The measure targeted for removal is Senate Joint Resolution Constitutional Amendment 1, passed by the 101st General Assembly nearly a year ago to ask voters to scrap the state’s flat income tax for a graduated one.

The accompanying Senate Bill 687, also passed during the last legislative session, would implement introductory tax rates ranging from 4.75% to 7.99% starting January 1st, 2021.

Illinois Policy says that small businesses and households would be hit hard by a progressive income tax, exacerbating the economic downturn they are already enduring. For example:

  • Illinois Policy Institute research shows more than 100,000 small businesses, which file as “pass-through” entities, would see tax hikes of up to 47% under the current proposed progressive income tax.
  • These small businesses are the state’s most prolific job creators, responsible for 60% of all new jobs each year.
  • Small businesses organized as C-corps would face an initial 10% income tax hike, bringing Illinois’ corporate income taxes to the third-highest in the nation. Under the rules of the graduated income tax amendment, corporate income taxes could increase to the highest in the nation at 15.28%.
  • The typical Illinois family would have to pay anywhere between $286 and $1,056 more under a progressive income tax if lawmakers rely solely on increased revenue to offset income tax revenue losses from the COVID-19 outbreak.

Illinois Policy's Director of Budget and Tax Research, Adam Schuster:

“This is the absolute worst time to raise taxes on anybody. It is not a partisan issue – economists all agree that lawmakers should not raise taxes during or just after a recession, and all signs indicate the country is sliding into a recession.

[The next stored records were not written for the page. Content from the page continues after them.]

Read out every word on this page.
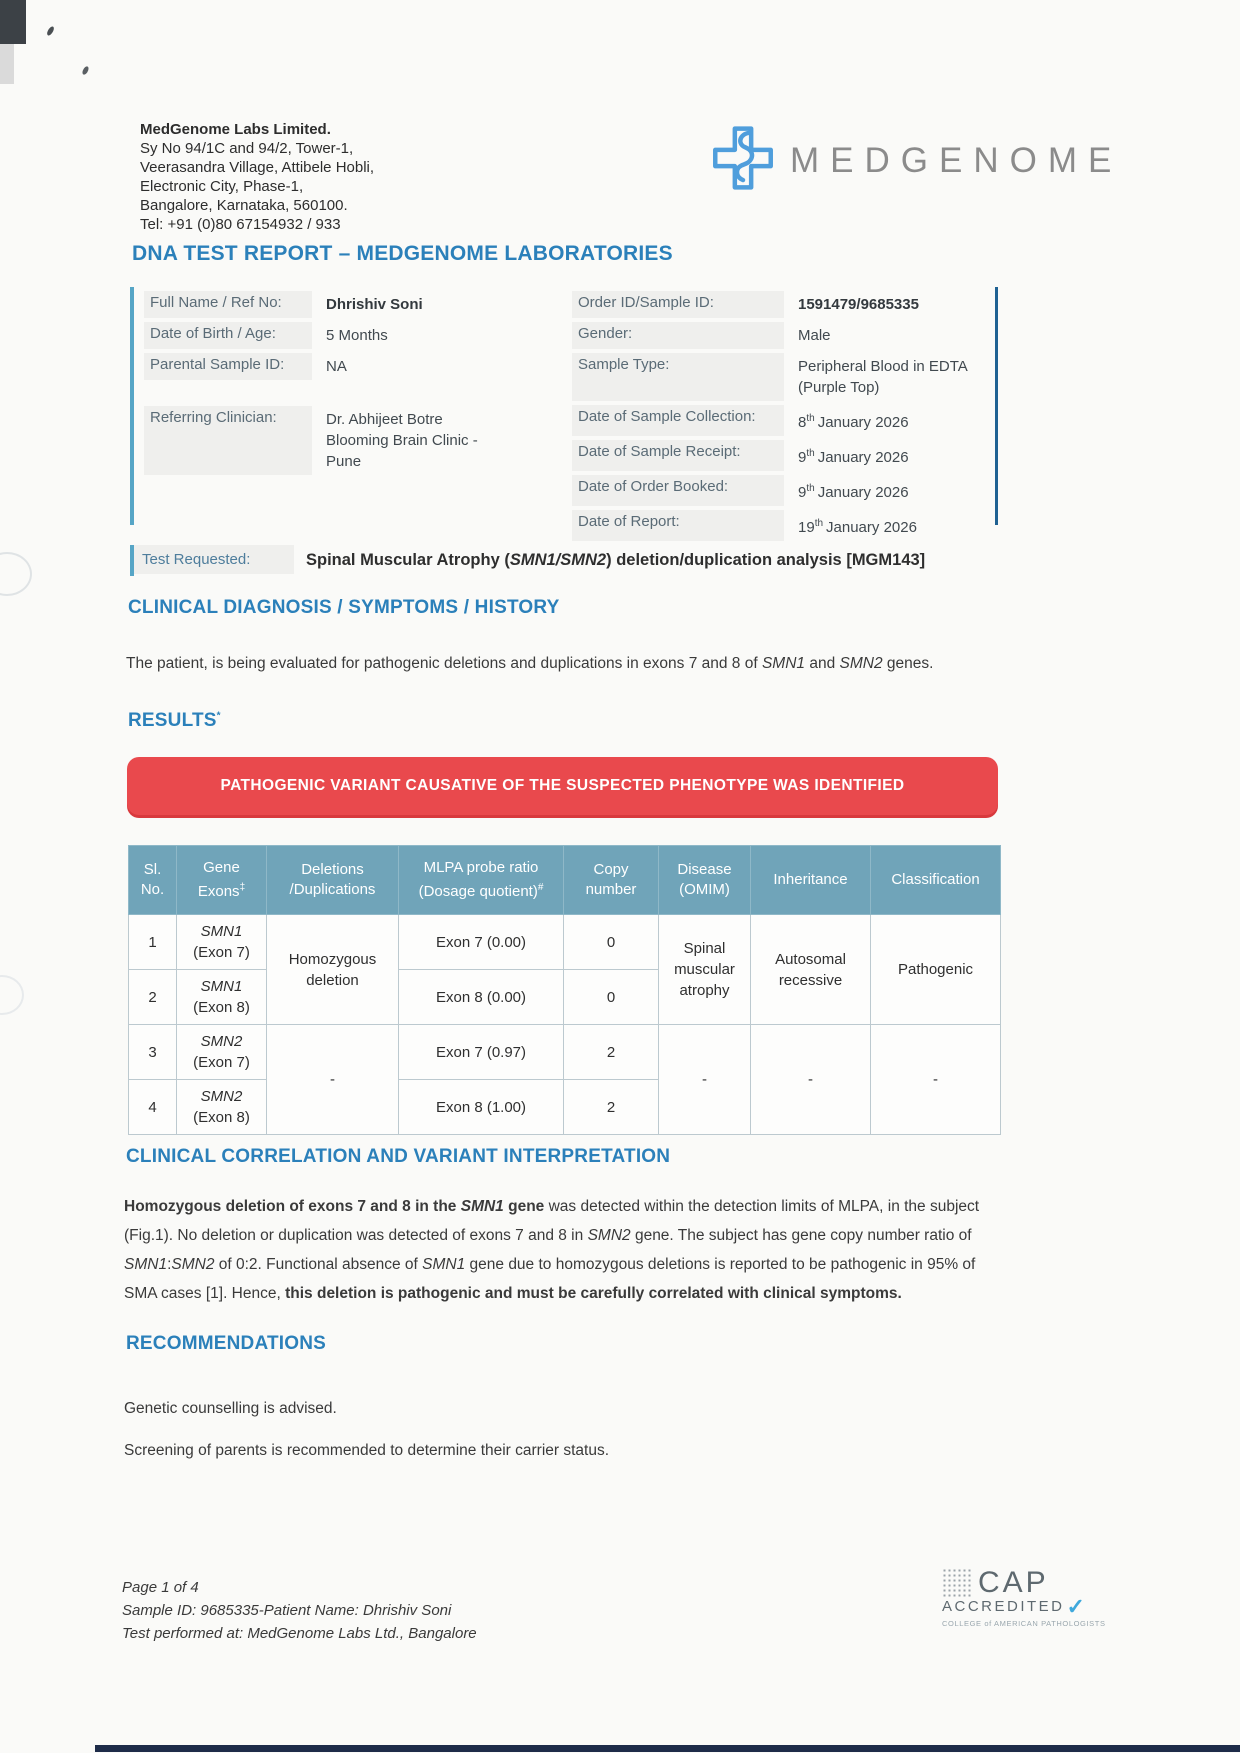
MedGenome Labs Limited.
Sy No 94/1C and 94/2, Tower-1,
Veerasandra Village, Attibele Hobli,
Electronic City, Phase-1,
Bangalore, Karnataka, 560100.
Tel: +91 (0)80 67154932 / 933
MEDGENOME
DNA TEST REPORT – MEDGENOME LABORATORIES
Full Name / Ref No:	Dhrishiv Soni
Date of Birth / Age:	5 Months
Parental Sample ID:	NA
Referring Clinician:	Dr. Abhijeet Botre
Blooming Brain Clinic -
Pune
Order ID/Sample ID:	1591479/9685335
Gender:	Male
Sample Type:	Peripheral Blood in EDTA (Purple Top)
Date of Sample Collection:	8th January 2026
Date of Sample Receipt:	9th January 2026
Date of Order Booked:	9th January 2026
Date of Report:	19th January 2026
Test Requested:	Spinal Muscular Atrophy (SMN1/SMN2) deletion/duplication analysis [MGM143]
CLINICAL DIAGNOSIS / SYMPTOMS / HISTORY
The patient, is being evaluated for pathogenic deletions and duplications in exons 7 and 8 of SMN1 and SMN2 genes.
RESULTS*
PATHOGENIC VARIANT CAUSATIVE OF THE SUSPECTED PHENOTYPE WAS IDENTIFIED
Sl. No.	Gene Exons‡	Deletions /Duplications	MLPA probe ratio (Dosage quotient)#	Copy number	Disease (OMIM)	Inheritance	Classification
1	SMN1
(Exon 7)	Homozygous deletion	Exon 7 (0.00)	0	Spinal muscular atrophy	Autosomal recessive	Pathogenic
2	SMN1
(Exon 8)		Exon 8 (0.00)	0			
3	SMN2
(Exon 7)	-	Exon 7 (0.97)	2	-	-	-
4	SMN2
(Exon 8)		Exon 8 (1.00)	2			
CLINICAL CORRELATION AND VARIANT INTERPRETATION
Homozygous deletion of exons 7 and 8 in the SMN1 gene was detected within the detection limits of MLPA, in the subject (Fig.1). No deletion or duplication was detected of exons 7 and 8 in SMN2 gene. The subject has gene copy number ratio of SMN1:SMN2 of 0:2. Functional absence of SMN1 gene due to homozygous deletions is reported to be pathogenic in 95% of SMA cases [1]. Hence, this deletion is pathogenic and must be carefully correlated with clinical symptoms.
RECOMMENDATIONS
Genetic counselling is advised.
Screening of parents is recommended to determine their carrier status.
Page 1 of 4
Sample ID: 9685335-Patient Name: Dhrishiv Soni
Test performed at: MedGenome Labs Ltd., Bangalore
CAP
ACCREDITED ✓
COLLEGE of AMERICAN PATHOLOGISTS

“Illinois’ primary job creators have been ravaged by the economic fallout that has accompanied COVID-19, and a $3.7 billion progressive income tax hike would only crush the small businesses that survive. The current proposed rates wouldn’t have raised enough to fill the state’s budget holes prior to the pandemic – let alone make up for the lost revenue from this unprecedented economic shutdown. This would no doubt leave the middle-class the most vulnerable to a tax hike under this plan.

“Removing the progressive income tax from the November ballot is the correct move for Illinois. Residents and small businesses desperately need this protection and stability as we recover from the health crisis.”